There was a team that was working on a large implementation for a client. For several weeks, there had been a sense of a drop in motivation and constant irritation. However, everyone kept working, because the time pressure was getting bigger and bigger. Nobody wanted to “waste time” on debriefing meetings, and retrospectives were limited to the routine “Start, Stop, Continue” pattern. Finally, the Scrum Master broke the previous formula at the next retro. She started with a simple question:
“What frustrates you most about this project?”
There was silence. Knowing that this happens, she asked everyone to write an answer on a sticky note and place it on the virtual board. The answers that appeared included: “We change priorities every two days, we don’t know what to focus on.” “I feel like our work is pointless because the client changes everything anyway.” “How are we supposed to do something of good quality if we are constantly improving something and there is no time to take care of the documentation?”
A moment later, the discussion began.
Questions as a tool for influence, not control
As a leader, it is easy to fall into the trap of immediately providing solutions. We are used to the idea that we are supposed to “know the way” and show the direction. But true leadership often begins not with talking – but with listening. And the best way to listen and understand is to ask questions.
A good question is not just a form of curiosity. It is a signal: “Your opinion counts. I want to understand. We are looking for a solution together.”
How to ask questions that engage and motivate the team?
- Start with curiosity – shove your assumptions in a drawer
Instead of:
– Why did you not deliver the sprint again?
Try:
– What made it impossible to complete all the tasks?
Such questions open the way for discussion. Judmental questions – close it. - Avoid questions that suggest an answer
– Don’t you think we should work differently?
This question is actually a suggestion. Instead, it is better to ask:
– What changes in the way you work could make things easier for you? - Ask open-ended questions that invite reflection
– What was the hardest thing for you in the last month?
– What do you lack to act with more confidence?
– When do you work best?
Questions in feedback – an invitation to a conversation instead of a one-way message
Leaders often perceive feedback as a transfer of information: “I’ll tell you what you did well and what you did wrong.” But truly developing feedback is a conversation, not a monologue.
Instead of:
– Your presentations are too long and unclear.
Try:
– How do you evaluate your last presentation? What worked and what needs improvement?
Instead of:
– You need to be more engaged in meetings.
Ask:
– What makes you talk less in meetings? What would help you become more active?
Well-asked questions in feedback:
- engage the other person in self-reflection,
- show respect and trust in their perspective,
- increase the likelihood of change – because it comes from internal understanding, not external coercion.
Questions that help diagnose the cause of the problem
Teams rarely come with a ready answer to the question: “Why isn’t this working?”
A leader who can “think in questions” can become a catalyst for change.
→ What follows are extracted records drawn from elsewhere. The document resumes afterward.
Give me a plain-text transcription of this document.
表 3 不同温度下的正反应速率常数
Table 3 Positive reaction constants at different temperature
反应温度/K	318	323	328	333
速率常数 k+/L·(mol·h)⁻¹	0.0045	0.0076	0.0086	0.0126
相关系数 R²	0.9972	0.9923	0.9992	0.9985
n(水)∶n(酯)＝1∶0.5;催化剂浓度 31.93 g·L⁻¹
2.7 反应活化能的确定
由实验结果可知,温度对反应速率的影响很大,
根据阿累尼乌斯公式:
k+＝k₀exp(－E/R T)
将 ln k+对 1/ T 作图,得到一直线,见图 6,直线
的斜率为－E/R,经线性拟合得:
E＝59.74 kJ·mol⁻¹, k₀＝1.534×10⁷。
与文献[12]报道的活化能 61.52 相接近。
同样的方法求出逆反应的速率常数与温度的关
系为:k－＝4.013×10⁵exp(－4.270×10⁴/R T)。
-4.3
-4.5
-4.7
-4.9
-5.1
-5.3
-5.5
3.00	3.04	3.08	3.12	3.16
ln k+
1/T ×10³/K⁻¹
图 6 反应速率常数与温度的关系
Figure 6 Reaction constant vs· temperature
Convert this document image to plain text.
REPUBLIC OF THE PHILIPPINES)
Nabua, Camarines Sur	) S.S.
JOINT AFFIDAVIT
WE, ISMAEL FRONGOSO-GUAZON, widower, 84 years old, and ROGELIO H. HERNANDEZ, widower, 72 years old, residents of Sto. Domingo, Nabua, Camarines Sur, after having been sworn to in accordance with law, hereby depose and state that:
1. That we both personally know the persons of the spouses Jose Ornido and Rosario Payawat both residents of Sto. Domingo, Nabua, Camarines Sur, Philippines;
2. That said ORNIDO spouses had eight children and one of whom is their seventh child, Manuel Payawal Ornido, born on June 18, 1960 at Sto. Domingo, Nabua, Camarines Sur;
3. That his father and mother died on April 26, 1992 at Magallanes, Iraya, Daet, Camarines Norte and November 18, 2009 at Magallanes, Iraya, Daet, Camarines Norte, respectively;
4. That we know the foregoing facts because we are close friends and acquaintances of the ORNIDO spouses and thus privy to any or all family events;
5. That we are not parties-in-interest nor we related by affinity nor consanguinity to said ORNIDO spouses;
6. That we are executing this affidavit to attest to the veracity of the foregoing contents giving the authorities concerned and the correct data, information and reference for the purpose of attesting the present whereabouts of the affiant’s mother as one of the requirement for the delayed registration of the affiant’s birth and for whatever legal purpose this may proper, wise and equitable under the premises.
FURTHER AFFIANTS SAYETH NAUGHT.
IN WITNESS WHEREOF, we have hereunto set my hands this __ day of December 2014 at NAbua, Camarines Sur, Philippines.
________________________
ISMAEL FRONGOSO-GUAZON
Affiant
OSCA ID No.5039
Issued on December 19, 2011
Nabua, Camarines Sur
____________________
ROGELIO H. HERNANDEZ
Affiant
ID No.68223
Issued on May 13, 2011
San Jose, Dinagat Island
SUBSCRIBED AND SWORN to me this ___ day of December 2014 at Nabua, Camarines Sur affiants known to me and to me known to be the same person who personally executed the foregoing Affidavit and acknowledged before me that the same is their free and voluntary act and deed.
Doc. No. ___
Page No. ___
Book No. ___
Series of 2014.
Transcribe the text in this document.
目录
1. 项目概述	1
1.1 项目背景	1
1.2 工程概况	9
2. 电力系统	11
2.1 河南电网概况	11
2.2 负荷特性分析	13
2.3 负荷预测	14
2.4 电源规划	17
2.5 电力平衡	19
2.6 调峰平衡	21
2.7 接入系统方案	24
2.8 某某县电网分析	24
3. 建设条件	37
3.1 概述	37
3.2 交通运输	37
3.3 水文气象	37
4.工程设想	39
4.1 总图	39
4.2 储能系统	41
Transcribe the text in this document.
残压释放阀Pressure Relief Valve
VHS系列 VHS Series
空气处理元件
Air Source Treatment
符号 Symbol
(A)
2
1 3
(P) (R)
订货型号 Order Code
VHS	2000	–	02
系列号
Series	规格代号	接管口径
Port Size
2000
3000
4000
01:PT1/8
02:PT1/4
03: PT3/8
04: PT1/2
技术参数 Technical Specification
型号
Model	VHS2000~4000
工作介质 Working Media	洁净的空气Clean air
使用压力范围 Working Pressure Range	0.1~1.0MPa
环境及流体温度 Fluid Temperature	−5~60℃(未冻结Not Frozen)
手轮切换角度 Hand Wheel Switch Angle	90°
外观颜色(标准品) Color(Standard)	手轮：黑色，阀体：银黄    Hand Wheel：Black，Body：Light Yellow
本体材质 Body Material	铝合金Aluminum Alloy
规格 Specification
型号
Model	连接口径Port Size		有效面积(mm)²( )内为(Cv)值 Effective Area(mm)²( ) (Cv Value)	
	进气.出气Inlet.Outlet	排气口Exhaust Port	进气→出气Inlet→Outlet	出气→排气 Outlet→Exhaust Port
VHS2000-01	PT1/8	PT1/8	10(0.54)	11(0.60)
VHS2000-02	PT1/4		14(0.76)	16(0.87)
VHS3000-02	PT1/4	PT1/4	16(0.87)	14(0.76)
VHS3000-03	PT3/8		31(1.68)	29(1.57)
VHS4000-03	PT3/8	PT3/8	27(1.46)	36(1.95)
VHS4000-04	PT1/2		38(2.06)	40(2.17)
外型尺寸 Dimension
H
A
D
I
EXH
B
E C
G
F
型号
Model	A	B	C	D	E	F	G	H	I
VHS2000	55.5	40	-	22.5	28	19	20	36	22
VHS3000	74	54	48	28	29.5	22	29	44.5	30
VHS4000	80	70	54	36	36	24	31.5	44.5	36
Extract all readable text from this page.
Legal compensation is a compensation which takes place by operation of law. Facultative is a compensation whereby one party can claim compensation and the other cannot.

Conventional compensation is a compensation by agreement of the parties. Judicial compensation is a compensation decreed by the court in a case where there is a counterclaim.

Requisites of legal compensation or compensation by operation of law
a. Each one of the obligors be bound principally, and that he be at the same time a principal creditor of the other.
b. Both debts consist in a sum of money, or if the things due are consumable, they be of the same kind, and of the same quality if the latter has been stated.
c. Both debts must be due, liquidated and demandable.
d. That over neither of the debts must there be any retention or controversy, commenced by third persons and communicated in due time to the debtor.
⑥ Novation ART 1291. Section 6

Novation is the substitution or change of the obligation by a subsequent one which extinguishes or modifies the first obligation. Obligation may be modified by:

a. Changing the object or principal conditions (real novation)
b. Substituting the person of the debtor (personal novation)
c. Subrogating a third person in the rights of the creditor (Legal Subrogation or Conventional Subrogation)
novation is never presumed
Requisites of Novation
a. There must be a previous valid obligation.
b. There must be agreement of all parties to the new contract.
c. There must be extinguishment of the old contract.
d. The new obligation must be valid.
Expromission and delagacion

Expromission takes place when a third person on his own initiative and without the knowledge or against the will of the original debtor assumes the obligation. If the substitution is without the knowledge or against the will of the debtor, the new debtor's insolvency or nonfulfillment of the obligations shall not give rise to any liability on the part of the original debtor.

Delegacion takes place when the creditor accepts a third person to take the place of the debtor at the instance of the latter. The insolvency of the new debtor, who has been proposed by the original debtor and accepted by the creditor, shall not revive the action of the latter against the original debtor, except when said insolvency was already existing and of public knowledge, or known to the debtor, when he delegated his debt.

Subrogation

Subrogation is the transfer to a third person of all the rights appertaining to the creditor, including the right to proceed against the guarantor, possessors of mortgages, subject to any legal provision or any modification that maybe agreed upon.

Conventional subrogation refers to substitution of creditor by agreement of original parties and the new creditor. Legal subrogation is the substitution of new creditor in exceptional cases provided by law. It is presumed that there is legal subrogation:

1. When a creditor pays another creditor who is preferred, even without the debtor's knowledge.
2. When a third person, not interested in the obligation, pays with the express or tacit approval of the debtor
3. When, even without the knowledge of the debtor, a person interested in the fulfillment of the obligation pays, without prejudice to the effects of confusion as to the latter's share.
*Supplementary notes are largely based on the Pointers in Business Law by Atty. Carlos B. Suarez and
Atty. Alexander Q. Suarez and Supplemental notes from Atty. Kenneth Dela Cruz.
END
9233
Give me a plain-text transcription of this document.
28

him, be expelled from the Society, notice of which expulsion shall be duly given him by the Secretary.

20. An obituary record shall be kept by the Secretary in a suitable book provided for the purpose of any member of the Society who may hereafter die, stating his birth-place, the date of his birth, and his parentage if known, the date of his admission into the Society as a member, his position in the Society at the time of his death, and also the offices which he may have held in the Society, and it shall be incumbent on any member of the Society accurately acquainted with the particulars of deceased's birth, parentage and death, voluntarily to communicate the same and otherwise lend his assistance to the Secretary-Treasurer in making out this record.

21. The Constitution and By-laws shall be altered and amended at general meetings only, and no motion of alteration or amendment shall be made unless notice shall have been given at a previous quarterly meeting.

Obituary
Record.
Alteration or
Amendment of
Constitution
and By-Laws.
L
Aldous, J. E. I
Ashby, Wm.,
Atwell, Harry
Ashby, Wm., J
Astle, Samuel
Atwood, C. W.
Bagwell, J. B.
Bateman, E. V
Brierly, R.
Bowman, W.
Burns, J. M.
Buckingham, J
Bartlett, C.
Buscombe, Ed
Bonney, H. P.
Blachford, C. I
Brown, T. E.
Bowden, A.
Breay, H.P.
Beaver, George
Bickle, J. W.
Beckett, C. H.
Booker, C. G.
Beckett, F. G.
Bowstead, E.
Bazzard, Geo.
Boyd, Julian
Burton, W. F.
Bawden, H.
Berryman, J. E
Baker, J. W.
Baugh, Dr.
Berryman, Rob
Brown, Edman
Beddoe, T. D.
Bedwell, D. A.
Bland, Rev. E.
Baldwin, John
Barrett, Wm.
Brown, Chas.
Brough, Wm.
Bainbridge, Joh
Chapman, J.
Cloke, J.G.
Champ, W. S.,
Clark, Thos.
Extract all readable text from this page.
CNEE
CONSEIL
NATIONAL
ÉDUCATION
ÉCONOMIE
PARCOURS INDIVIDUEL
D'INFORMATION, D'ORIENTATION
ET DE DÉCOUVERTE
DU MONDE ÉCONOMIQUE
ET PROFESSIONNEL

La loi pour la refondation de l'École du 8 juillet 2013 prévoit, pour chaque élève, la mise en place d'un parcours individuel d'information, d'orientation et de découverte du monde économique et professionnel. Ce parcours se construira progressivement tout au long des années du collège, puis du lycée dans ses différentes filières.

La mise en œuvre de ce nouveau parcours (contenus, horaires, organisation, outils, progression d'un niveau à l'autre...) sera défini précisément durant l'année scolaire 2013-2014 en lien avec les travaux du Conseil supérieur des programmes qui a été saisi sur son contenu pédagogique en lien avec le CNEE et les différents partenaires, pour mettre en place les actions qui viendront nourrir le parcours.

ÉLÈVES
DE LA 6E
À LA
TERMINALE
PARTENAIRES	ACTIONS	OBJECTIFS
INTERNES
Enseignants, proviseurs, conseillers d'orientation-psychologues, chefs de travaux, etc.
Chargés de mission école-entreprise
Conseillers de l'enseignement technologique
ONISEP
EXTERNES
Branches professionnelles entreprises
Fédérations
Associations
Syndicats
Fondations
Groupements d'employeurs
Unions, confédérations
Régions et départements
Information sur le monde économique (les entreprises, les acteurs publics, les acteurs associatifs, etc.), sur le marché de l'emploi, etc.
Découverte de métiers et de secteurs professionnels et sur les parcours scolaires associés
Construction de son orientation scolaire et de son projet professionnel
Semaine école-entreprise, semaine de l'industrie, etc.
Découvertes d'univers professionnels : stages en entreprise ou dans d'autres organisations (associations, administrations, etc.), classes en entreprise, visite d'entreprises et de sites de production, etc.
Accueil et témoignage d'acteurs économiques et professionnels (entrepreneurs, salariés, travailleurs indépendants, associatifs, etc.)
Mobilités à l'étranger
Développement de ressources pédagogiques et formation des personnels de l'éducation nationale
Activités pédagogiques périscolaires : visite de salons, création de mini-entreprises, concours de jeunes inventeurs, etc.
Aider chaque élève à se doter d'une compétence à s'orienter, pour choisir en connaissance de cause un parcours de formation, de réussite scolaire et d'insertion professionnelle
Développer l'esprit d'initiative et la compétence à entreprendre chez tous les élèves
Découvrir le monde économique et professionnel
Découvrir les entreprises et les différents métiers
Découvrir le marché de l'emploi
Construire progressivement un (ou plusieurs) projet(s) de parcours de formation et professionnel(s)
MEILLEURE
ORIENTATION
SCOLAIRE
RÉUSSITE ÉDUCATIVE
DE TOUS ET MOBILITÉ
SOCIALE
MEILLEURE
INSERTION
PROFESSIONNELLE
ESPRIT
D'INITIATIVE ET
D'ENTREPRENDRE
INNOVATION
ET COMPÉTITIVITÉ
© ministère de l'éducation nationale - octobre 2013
Example approach:
- What is happening? (diagnosis of the situation)
- When did it start? What changed? (finding a breakthrough moment)
- Who is affected? (scope of impact)
- What have you already tried? What worked and what didn’t work?
- What else can we do?
Such questions not only help get to the heart of the problem – they teach the team to think cause-and-effect and take responsibility.
Let’s get back to our team
The Scrum Master did not fix the project with one conversation. But since that meeting, the team has started to sit down together and talk regularly. The broken routine and the right questions have resulted in a return of energy within two months, and their own ideas for improvements have emerged. This is all because neither the Scrum Master nor the Product Owner started with a lecture, showing their irritation or trying to solve the problem themselves, but with questions to the team and listening carefully.
And you? What question could you ask your team today – not to hear a specific answer, but to really hear them?